Pourquoi faire un blog ? Et bien d’abord pour moi, pour me rappeler ces quelques mois au Brésil… Non pas que ma vie y soit nettement plus passionnante qu’à Paris, mais elle y est forcément différente, donc ça vaut le coup d’enregistrer quelques clichés pour la postérité. Et puis ça m’évitera d’avoir à vous envoyer à tous les mêmes photos et les mêmes histoires…

mardi 4 mars 2008

De la samba et des nems...











Je suis dans l’avion entre São Paulo et Brasilia et je viens de ma taper le pire canigou dégueulasse de toute l’histoire de la gastronomie aérienne : Sabores e Aromas do Brasil… Si je survis à ça je suis paré pour toutes les hérésies culinaires du Sud-Est Asiatique.

Il s’est passé pas mal de choses pendant ce long temps mort depuis mon dernier post, avec le carnaval de Rio, la visite de 3 ambassadeurs du bon goût et d’un crucrustacé[1], et puis notre road trip le long de la côte jusqu’à Paraty en passant par Ilha grande, avant de remonter dans les terres jusqu’à Ouro Preto, tout ça bien arrosé de pluie, de caipirinha et de poésie, un vrai bonheur ! Le problème c’est que chaque journée mériterait un récit complet, entre le musée de la guerre, lapa, le sambodrome, les blocos, lapa, les cuites, les plages, lapa, la route, les pannes, les petites villes coloniales, les brésiliens, les brésiliennes, lapa, les appareils photos disparus, les churascarias, les hôtels de charme de Juiz de Fora, le panorama bar, la mine d’or, lapa (oui, on a beaucoup traîné à lapa)… Bref, trop de choses pour pouvoir détailler!

Après quoi ça a été le retour, bien chargé en termes de boulot et de déplacements (les 10 prochains jours vont me promener à Rio, São Paulo, Florianópolis et Recife) et puis il y a eu la reprise de la vie brasilianse, le paiement de mes 26 amendes – le résultat de 3 semaines de tâtonnements pour intégrer toutes les subtilités du code de la route brésilien[2] – et les retrouvailles avec ma colloc tarée – encore toute une histoire – et puis un week-end dans les cascades autour de Pirenopolis, et un autre qui m’a réconcilié définitivement avec São Paulo : il n’a pas fallu plus d’une soirée, Karaoké dans un bar japonais plus vrai que nature, suivi d’une petite réjouissance électronique dans un entrepôt désaffecté, digne de ce qui se fait de mieux à Berlin Est (eine kolossale Party untergrund) . Le tout à São Paulo c’est de ne pas voir la ville de jour. Et on y arrive en fait assez facilement.

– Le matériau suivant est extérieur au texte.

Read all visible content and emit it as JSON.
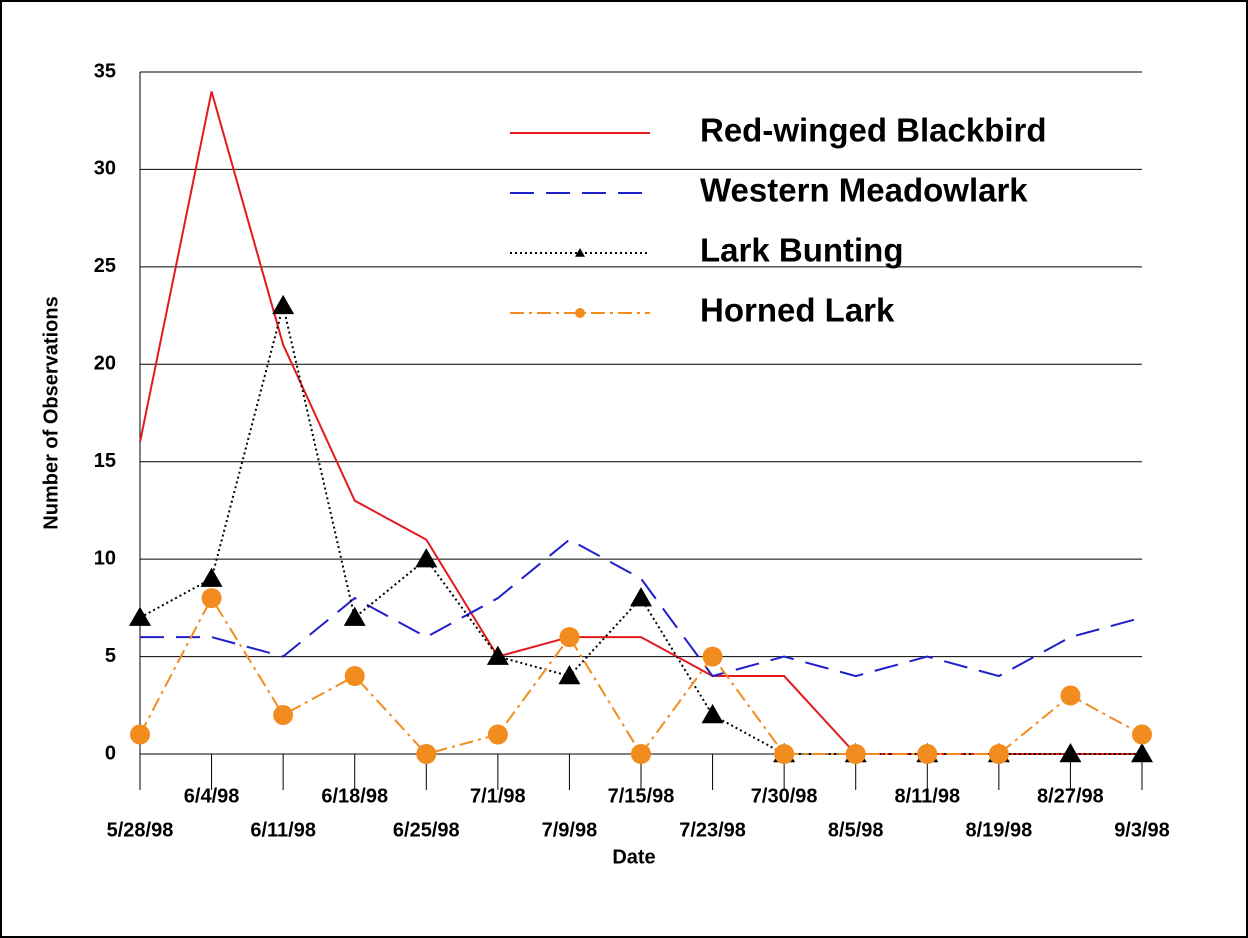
{
  "chart_data": {
    "type": "line",
    "x_label": "Date",
    "y_label": "Number of Observations",
    "categories": [
      "5/28/98",
      "6/4/98",
      "6/11/98",
      "6/18/98",
      "6/25/98",
      "7/1/98",
      "7/9/98",
      "7/15/98",
      "7/23/98",
      "7/30/98",
      "8/5/98",
      "8/11/98",
      "8/19/98",
      "8/27/98",
      "9/3/98"
    ],
    "series": [
      {
        "name": "Red-winged Blackbird",
        "color": "#e31a1c",
        "line_style": "solid",
        "marker": "none",
        "values": [
          16,
          34,
          21,
          13,
          11,
          5,
          6,
          6,
          4,
          4,
          0,
          0,
          0,
          0,
          0
        ]
      },
      {
        "name": "Western Meadowlark",
        "color": "#1f1fcc",
        "line_style": "dashed",
        "marker": "none",
        "values": [
          6,
          6,
          5,
          8,
          6,
          8,
          11,
          9,
          4,
          5,
          4,
          5,
          4,
          6,
          7
        ]
      },
      {
        "name": "Lark Bunting",
        "color": "#000000",
        "line_style": "dotted",
        "marker": "triangle",
        "values": [
          7,
          9,
          23,
          7,
          10,
          5,
          4,
          8,
          2,
          0,
          0,
          0,
          0,
          0,
          0
        ]
      },
      {
        "name": "Horned Lark",
        "color": "#f28c1e",
        "line_style": "dashdot",
        "marker": "circle",
        "values": [
          1,
          8,
          2,
          4,
          0,
          1,
          6,
          0,
          5,
          0,
          0,
          0,
          0,
          3,
          1
        ]
      }
    ],
    "ylim": [
      0,
      35
    ],
    "yticks": [
      0,
      5,
      10,
      15,
      20,
      25,
      30,
      35
    ],
    "grid": true,
    "legend": "top-right"
  }
}
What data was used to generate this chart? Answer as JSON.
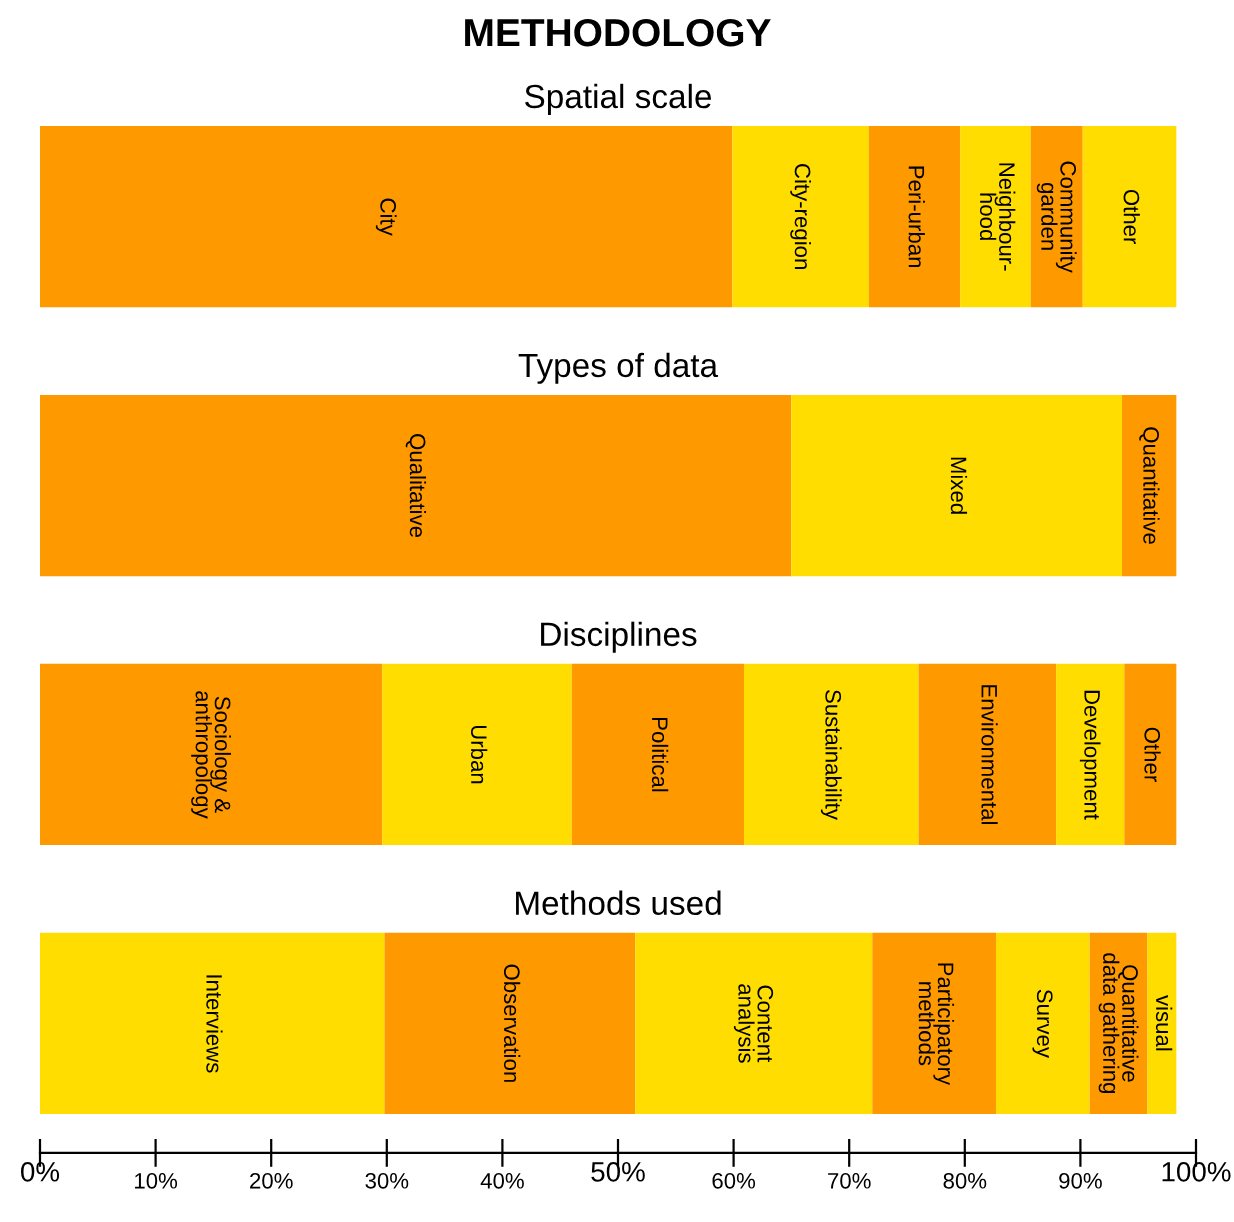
{
  "chart_data": {
    "type": "bar",
    "title": "METHODOLOGY",
    "orientation": "horizontal",
    "stacked": true,
    "categories": [
      null,
      null,
      null,
      null
    ],
    "annotations": [
      "Spatial scale",
      "Types of data",
      "Disciplines",
      "Methods used"
    ],
    "xlim": [
      0,
      100
    ],
    "xticks": [
      {
        "value": 0,
        "label": "0%"
      },
      {
        "value": 10,
        "label": "10%"
      },
      {
        "value": 20,
        "label": "20%"
      },
      {
        "value": 30,
        "label": "30%"
      },
      {
        "value": 40,
        "label": "40%"
      },
      {
        "value": 50,
        "label": "50%"
      },
      {
        "value": 60,
        "label": "60%"
      },
      {
        "value": 70,
        "label": "70%"
      },
      {
        "value": 80,
        "label": "80%"
      },
      {
        "value": 90,
        "label": "90%"
      },
      {
        "value": 100,
        "label": "100%"
      }
    ],
    "series": [
      {
        "name": "City",
        "color": "#ff9900",
        "values": [
          59.9,
          null,
          null,
          null
        ]
      },
      {
        "name": "City-region",
        "color": "#ffdd00",
        "values": [
          11.8,
          null,
          null,
          null
        ]
      },
      {
        "name": "Peri-urban",
        "color": "#ff9900",
        "values": [
          7.9,
          null,
          null,
          null
        ]
      },
      {
        "name": "Neighbour-\nhood",
        "color": "#ffdd00",
        "values": [
          6.1,
          null,
          null,
          null
        ]
      },
      {
        "name": "Community\ngarden",
        "color": "#ff9900",
        "values": [
          4.5,
          null,
          null,
          null
        ]
      },
      {
        "name": "Other",
        "color": "#ffdd00",
        "values": [
          8.1,
          null,
          null,
          null
        ]
      },
      {
        "name": "Qualitative",
        "color": "#ff9900",
        "values": [
          null,
          65.0,
          null,
          null
        ]
      },
      {
        "name": "Mixed",
        "color": "#ffdd00",
        "values": [
          null,
          28.6,
          null,
          null
        ]
      },
      {
        "name": "Quantitative",
        "color": "#ff9900",
        "values": [
          null,
          4.7,
          null,
          null
        ]
      },
      {
        "name": "Sociology &\nanthropology",
        "color": "#ff9900",
        "values": [
          null,
          null,
          29.6,
          null
        ]
      },
      {
        "name": "Urban",
        "color": "#ffdd00",
        "values": [
          null,
          null,
          16.4,
          null
        ]
      },
      {
        "name": "Political",
        "color": "#ff9900",
        "values": [
          null,
          null,
          14.9,
          null
        ]
      },
      {
        "name": "Sustainability",
        "color": "#ffdd00",
        "values": [
          null,
          null,
          15.1,
          null
        ]
      },
      {
        "name": "Environmental",
        "color": "#ff9900",
        "values": [
          null,
          null,
          11.9,
          null
        ]
      },
      {
        "name": "Development",
        "color": "#ffdd00",
        "values": [
          null,
          null,
          5.9,
          null
        ]
      },
      {
        "name": "Other",
        "color": "#ff9900",
        "values": [
          null,
          null,
          4.5,
          null
        ]
      },
      {
        "name": "Interviews",
        "color": "#ffdd00",
        "values": [
          null,
          null,
          null,
          29.8
        ]
      },
      {
        "name": "Observation",
        "color": "#ff9900",
        "values": [
          null,
          null,
          null,
          21.7
        ]
      },
      {
        "name": "Content\nanalysis",
        "color": "#ffdd00",
        "values": [
          null,
          null,
          null,
          20.5
        ]
      },
      {
        "name": "Participatory\nmethods",
        "color": "#ff9900",
        "values": [
          null,
          null,
          null,
          10.7
        ]
      },
      {
        "name": "Survey",
        "color": "#ffdd00",
        "values": [
          null,
          null,
          null,
          8.1
        ]
      },
      {
        "name": "Quantitative\ndata gathering",
        "color": "#ff9900",
        "values": [
          null,
          null,
          null,
          5.0
        ]
      },
      {
        "name": "visual",
        "color": "#ffdd00",
        "values": [
          null,
          null,
          null,
          2.5
        ]
      }
    ]
  }
}
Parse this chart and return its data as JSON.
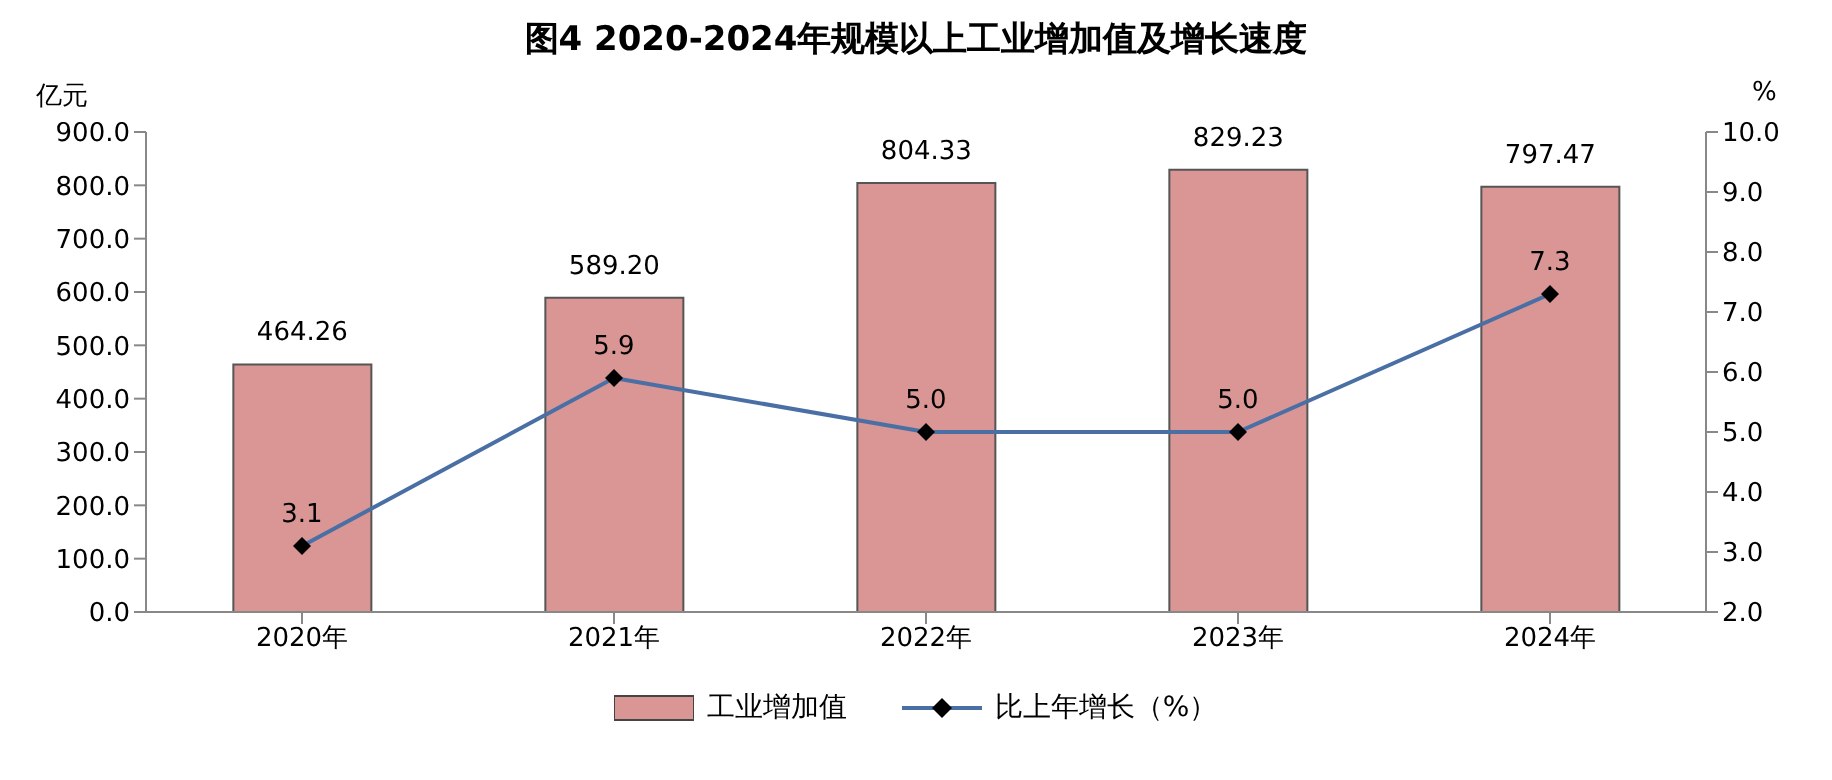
{
  "chart_data": {
    "type": "bar",
    "title": "图4 2020-2024年规模以上工业增加值及增长速度",
    "ylabel": "亿元",
    "y2label": "%",
    "categories": [
      "2020年",
      "2021年",
      "2022年",
      "2023年",
      "2024年"
    ],
    "series": [
      {
        "name": "工业增加值",
        "color": "#d99694",
        "values": [
          464.26,
          589.2,
          804.33,
          829.23,
          797.47
        ],
        "value_labels": [
          "464.26",
          "589.20",
          "804.33",
          "829.23",
          "797.47"
        ]
      },
      {
        "name": "比上年增长（%）",
        "type": "line",
        "axis": "y2",
        "color": "#4a6fa5",
        "marker": "diamond",
        "values": [
          3.1,
          5.9,
          5.0,
          5.0,
          7.3
        ],
        "value_labels": [
          "3.1",
          "5.9",
          "5.0",
          "5.0",
          "7.3"
        ]
      }
    ],
    "ylim": [
      0,
      900
    ],
    "yticks": [
      {
        "value": 0,
        "label": "0.0"
      },
      {
        "value": 100,
        "label": "100.0"
      },
      {
        "value": 200,
        "label": "200.0"
      },
      {
        "value": 300,
        "label": "300.0"
      },
      {
        "value": 400,
        "label": "400.0"
      },
      {
        "value": 500,
        "label": "500.0"
      },
      {
        "value": 600,
        "label": "600.0"
      },
      {
        "value": 700,
        "label": "700.0"
      },
      {
        "value": 800,
        "label": "800.0"
      },
      {
        "value": 900,
        "label": "900.0"
      }
    ],
    "y2lim": [
      2,
      10
    ],
    "y2ticks": [
      {
        "value": 2,
        "label": "2.0"
      },
      {
        "value": 3,
        "label": "3.0"
      },
      {
        "value": 4,
        "label": "4.0"
      },
      {
        "value": 5,
        "label": "5.0"
      },
      {
        "value": 6,
        "label": "6.0"
      },
      {
        "value": 7,
        "label": "7.0"
      },
      {
        "value": 8,
        "label": "8.0"
      },
      {
        "value": 9,
        "label": "9.0"
      },
      {
        "value": 10,
        "label": "10.0"
      }
    ],
    "grid": false,
    "legend": "bottom"
  }
}
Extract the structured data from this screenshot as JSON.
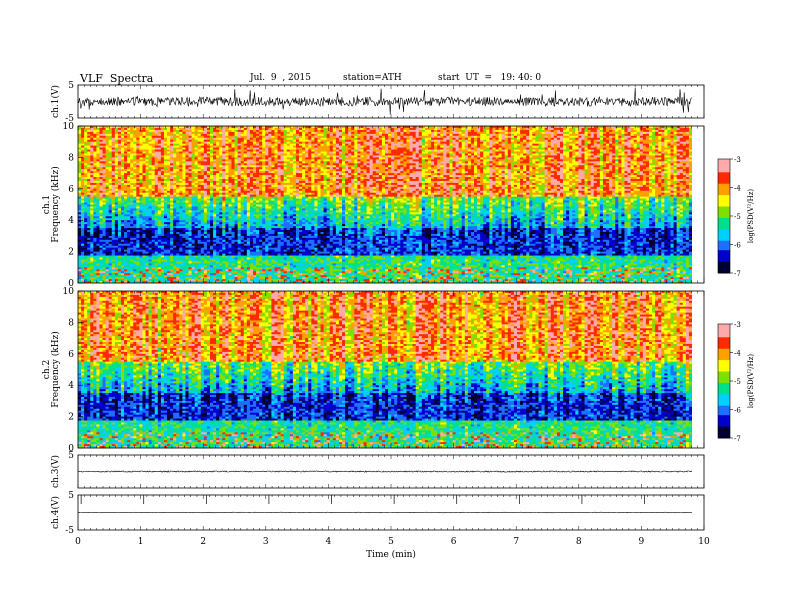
{
  "header": {
    "title": "VLF  Spectra",
    "date": "Jul.  9  , 2015",
    "station": "station=ATH",
    "start": "start  UT  =   19: 40: 0"
  },
  "colors": {
    "spectrum": [
      "#000033",
      "#0000cc",
      "#1f6fff",
      "#00d0ff",
      "#00e08a",
      "#7fe000",
      "#ffff00",
      "#ffa000",
      "#ff2a00",
      "#ffaaaa",
      "#ffffff"
    ]
  },
  "chart_data": [
    {
      "type": "line",
      "name": "ch1-waveform",
      "ylabel": "ch.1(V)",
      "ylim": [
        -5,
        5
      ],
      "yticks": [
        "5",
        "-5"
      ],
      "xlim": [
        0,
        10
      ]
    },
    {
      "type": "heatmap",
      "name": "ch1-spectrogram",
      "ylabel_channel": "ch.1",
      "ylabel": "Frequency  (kHz)",
      "ylim": [
        0,
        10
      ],
      "yticks": [
        "0",
        "2",
        "4",
        "6",
        "8",
        "10"
      ],
      "xlim": [
        0,
        9.8
      ],
      "colorbar": {
        "label": "log(PSD(V²/Hz)",
        "range": [
          -7,
          -3
        ],
        "ticks": [
          "-3",
          "-4",
          "-5",
          "-6",
          "-7"
        ]
      }
    },
    {
      "type": "heatmap",
      "name": "ch2-spectrogram",
      "ylabel_channel": "ch.2",
      "ylabel": "Frequency  (kHz)",
      "ylim": [
        0,
        10
      ],
      "yticks": [
        "0",
        "2",
        "4",
        "6",
        "8",
        "10"
      ],
      "xlim": [
        0,
        9.8
      ],
      "colorbar": {
        "label": "log(PSD(V²/Hz)",
        "range": [
          -7,
          -3
        ],
        "ticks": [
          "-3",
          "-4",
          "-5",
          "-6",
          "-7"
        ]
      }
    },
    {
      "type": "line",
      "name": "ch3-waveform",
      "ylabel": "ch.3(V)",
      "ylim": [
        -5,
        5
      ],
      "yticks": [
        "5"
      ],
      "xlim": [
        0,
        10
      ]
    },
    {
      "type": "line",
      "name": "ch4-waveform",
      "ylabel": "ch.4(V)",
      "ylim": [
        -5,
        5
      ],
      "yticks": [
        "5",
        "-5"
      ],
      "xlim": [
        0,
        10
      ],
      "xlabel": "Time  (min)",
      "xticks": [
        "0",
        "1",
        "2",
        "3",
        "4",
        "5",
        "6",
        "7",
        "8",
        "9",
        "10"
      ]
    }
  ]
}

Et puis, et puis, et puis… il y a eu l’annonce de mon affectation à Bangkok à compter de mon retour du Brésil. Le choc. Tout qui s’écroule. Et puis en même temps une proposition du genre que je ne peux décemment pas refuser, une des destinations les plus enthousiasmantes du monde offerte sur un plateau. Mais ce n’est rien de dire que ça me travaille jour et nuit…

Encore au Brésil, toujours aussi heureux, impatient de revoir tout le monde en France, et puis l’esprit déjà un peu en Thaïlande…



[1] Désolé celle là elle est un peu private…
[2] L’avantage c’est que ça me donne une idée assez précise du prix de ma stupidité… qui vaut bien 250 Big Mac

2 commentaires:

chris a dit…

gros,

ton resume de ces quelques jorus au bresil est parfait, j aurai rajoute un peu de skol caipi et plui par ci par là, et hop emballe c'est pesé un voyage réussi..

La thailande ca va etre de la balle, je crois en ton énorme potentiel là bas, et puis si tuparles thailandais comme tu parles bresilien tu po9urras tourner dasn le futur rambo (que je te conseille fortement d'aller mater si ce n'est pas déjà fait).
Poste plus, mes journées au taf sont longues

Antoine a dit…

Ouais gros,
J'ai pas trop le temps de poster ces temps-ci.
La thaïlande ça va être génial, laisse moi quelques mois pour apprendre les subtinilités du pays et ramène toi!